Pressure-assisted densification of non-homogeneous ceramic compacts
Finite element techniques were used to study the densification behavior and residual stress development during hot pressing of ceramic compacts containing density or composition gradients. A new processing methodology is investigated for it's feasibility to generate residual stress strengthened ceramic compacts. For this purpose, pressure-assisted densification by power law creep and diffusion have been modeled. Existing two stage densification models were found to be inadequate to model compaction of ceramic compacts containing either density or composition gradients due to discontinuities in the density-time and stress-time behavior predicted by these models. A unified blending densification model was developed based on the hypothesis that porosity is likely to change gradually from being completely open at the beginning of compaction to completely closed at full density. This unified blending model eliminated both the density and the stress discontinuities. The material constants for the unified model were obtained by fitting to experimental data from hot pressing of homogeneous alumina powders.
Finite element analysis simulations of isothermal hot pressing of alumina compacts with density gradients indicate that hot pressing with a constant axial load is not likely to lead to any significant residual stresses. However, hot pressing of such compacts with a constant axial displacement rate shows that significant compressive residual stresses develop on the surface of the compacts. Numerical results also indicate that hot pressing of alumina powders in dies with non-uniform cross-section will result in residual surface compressive stresses in the compact.

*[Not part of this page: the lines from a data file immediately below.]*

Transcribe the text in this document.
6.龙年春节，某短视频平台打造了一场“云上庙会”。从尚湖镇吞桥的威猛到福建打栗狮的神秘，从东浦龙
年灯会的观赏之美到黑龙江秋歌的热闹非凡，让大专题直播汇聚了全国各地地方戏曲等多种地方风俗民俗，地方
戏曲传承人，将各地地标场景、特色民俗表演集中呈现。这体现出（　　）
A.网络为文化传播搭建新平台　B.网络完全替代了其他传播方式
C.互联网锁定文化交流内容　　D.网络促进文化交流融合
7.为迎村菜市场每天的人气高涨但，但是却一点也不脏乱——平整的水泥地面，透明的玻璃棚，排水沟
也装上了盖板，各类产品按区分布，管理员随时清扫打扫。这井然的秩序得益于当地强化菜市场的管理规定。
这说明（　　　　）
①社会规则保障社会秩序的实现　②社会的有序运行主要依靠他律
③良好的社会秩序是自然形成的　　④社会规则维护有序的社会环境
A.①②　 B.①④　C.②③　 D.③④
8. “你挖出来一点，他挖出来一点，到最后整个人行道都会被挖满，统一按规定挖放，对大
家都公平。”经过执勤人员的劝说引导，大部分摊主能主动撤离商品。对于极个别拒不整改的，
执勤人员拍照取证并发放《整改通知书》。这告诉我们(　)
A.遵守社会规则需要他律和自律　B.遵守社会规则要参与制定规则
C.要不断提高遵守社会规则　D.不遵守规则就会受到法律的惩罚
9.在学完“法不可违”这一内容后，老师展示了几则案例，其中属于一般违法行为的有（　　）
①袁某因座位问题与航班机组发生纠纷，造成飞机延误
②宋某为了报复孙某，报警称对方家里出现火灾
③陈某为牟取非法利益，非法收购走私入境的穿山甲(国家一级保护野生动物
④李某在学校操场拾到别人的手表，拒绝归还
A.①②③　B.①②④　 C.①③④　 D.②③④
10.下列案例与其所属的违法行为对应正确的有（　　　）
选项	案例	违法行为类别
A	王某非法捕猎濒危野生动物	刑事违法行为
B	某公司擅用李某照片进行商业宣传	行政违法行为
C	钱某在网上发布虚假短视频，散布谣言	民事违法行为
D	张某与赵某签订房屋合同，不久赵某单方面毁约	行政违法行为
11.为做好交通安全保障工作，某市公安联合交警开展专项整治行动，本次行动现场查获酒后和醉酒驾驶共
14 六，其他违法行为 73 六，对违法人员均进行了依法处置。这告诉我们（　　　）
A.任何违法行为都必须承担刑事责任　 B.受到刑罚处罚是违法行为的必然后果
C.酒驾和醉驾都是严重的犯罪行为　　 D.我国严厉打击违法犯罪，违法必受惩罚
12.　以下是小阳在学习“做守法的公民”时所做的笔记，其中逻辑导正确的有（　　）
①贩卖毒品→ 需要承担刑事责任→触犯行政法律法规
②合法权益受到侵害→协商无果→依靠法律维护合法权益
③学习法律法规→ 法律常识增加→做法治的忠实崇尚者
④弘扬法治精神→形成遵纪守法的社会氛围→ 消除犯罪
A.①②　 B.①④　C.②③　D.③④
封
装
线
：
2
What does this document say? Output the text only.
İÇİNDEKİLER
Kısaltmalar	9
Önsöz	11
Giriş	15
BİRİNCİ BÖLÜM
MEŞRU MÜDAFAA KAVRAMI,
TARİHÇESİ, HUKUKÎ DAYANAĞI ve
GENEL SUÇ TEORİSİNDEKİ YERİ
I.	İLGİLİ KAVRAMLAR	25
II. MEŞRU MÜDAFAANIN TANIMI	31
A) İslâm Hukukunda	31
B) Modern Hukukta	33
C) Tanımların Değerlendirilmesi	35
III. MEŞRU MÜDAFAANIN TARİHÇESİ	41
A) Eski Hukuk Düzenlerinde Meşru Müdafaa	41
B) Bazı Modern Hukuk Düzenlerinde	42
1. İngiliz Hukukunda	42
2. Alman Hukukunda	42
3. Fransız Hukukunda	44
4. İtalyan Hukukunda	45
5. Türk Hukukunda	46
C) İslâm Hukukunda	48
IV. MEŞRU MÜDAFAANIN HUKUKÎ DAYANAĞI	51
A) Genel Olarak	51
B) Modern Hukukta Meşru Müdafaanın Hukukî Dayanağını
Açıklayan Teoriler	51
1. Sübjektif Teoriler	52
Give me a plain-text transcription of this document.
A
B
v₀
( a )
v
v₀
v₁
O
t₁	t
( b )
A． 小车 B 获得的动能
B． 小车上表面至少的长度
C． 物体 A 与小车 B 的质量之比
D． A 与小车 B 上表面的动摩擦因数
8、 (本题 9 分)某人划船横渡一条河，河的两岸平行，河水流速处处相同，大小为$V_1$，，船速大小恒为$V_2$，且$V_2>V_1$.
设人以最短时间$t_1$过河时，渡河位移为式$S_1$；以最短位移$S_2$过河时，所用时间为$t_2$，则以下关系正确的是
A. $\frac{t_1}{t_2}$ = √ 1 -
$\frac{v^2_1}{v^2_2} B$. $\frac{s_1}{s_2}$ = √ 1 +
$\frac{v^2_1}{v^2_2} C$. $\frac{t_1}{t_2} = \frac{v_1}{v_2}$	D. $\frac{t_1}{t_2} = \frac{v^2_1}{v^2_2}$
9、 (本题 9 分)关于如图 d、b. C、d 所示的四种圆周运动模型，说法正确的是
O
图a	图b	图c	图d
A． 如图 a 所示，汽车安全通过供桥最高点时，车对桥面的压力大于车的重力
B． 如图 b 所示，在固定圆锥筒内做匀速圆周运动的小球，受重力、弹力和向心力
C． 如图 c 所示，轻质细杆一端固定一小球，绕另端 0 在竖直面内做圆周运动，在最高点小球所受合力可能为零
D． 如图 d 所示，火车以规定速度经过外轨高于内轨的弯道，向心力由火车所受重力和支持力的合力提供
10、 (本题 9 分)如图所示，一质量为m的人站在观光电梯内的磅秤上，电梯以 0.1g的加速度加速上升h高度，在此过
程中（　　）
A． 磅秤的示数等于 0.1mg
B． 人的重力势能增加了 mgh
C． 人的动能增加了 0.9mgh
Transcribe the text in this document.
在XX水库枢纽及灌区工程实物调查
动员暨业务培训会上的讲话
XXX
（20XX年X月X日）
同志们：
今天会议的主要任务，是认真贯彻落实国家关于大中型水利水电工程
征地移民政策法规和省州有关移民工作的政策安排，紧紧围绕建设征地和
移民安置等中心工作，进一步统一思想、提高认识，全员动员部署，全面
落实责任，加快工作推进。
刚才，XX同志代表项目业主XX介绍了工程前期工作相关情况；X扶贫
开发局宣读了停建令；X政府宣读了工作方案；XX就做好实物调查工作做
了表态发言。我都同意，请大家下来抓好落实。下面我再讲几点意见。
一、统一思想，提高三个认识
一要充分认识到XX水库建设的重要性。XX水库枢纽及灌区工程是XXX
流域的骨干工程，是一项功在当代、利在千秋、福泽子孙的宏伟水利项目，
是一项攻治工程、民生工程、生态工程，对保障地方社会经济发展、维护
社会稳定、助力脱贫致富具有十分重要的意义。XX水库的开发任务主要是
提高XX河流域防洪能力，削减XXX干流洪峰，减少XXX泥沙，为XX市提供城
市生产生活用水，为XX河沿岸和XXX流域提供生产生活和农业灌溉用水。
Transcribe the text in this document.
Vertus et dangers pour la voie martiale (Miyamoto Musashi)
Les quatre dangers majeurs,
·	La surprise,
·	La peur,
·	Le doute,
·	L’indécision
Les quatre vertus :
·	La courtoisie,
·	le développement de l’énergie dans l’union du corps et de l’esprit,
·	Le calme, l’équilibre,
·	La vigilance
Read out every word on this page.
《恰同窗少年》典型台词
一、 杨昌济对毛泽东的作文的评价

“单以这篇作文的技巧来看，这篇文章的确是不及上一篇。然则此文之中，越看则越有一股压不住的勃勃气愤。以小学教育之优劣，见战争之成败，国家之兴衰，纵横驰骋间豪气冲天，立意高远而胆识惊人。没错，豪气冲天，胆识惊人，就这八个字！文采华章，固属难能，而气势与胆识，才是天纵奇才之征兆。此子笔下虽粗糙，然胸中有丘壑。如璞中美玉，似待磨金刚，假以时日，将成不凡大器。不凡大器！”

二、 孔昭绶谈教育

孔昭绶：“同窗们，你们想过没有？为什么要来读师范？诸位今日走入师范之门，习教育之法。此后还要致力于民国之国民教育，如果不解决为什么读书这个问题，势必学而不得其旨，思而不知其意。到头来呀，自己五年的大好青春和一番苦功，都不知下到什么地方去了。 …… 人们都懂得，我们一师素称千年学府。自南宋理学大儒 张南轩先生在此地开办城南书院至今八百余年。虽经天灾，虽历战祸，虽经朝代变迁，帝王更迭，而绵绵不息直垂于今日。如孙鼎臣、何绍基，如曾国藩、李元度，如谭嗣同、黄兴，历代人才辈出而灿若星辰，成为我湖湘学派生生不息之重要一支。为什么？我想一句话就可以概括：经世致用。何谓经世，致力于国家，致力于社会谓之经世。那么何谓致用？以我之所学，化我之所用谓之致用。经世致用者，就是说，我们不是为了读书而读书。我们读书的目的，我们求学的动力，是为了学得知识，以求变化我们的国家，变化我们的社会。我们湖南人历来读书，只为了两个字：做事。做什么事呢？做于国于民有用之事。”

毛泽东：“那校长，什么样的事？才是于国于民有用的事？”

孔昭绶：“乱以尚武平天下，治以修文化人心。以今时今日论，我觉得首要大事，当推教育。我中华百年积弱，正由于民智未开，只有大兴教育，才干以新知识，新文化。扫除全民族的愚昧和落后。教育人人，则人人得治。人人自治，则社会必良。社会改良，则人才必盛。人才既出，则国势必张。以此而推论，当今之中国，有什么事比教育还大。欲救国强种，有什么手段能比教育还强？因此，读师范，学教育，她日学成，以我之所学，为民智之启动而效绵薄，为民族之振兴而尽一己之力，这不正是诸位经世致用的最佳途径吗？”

Numerical simulations of hot pressing of layered cylindrical alumina/3Y-TZP shows that stress gradients can be generated during hot pressing, with higher compressive stresses in the outer surface of the compact. However, the significantly lower elastic modulus of the inner 3Y-TZP core results in tensile surface stresses on elastic unloading of the compact. These tensile stresses reduce the compressive residual stresses resulting from the mismatch in thermal expansion coefficients of the two layers on cooling of the compact. Based on these results, it is recommended that in order to add to the residual stresses generated due to thermal expansion mismatch, a layered composite compact should have comparable elastic modulus, lower densification rate of the powders in the outer layer, and a lower thermal expansion coefficient in the outer layer than in the inner core. Such a system should aide in maximum outer surface compressive residual stresses.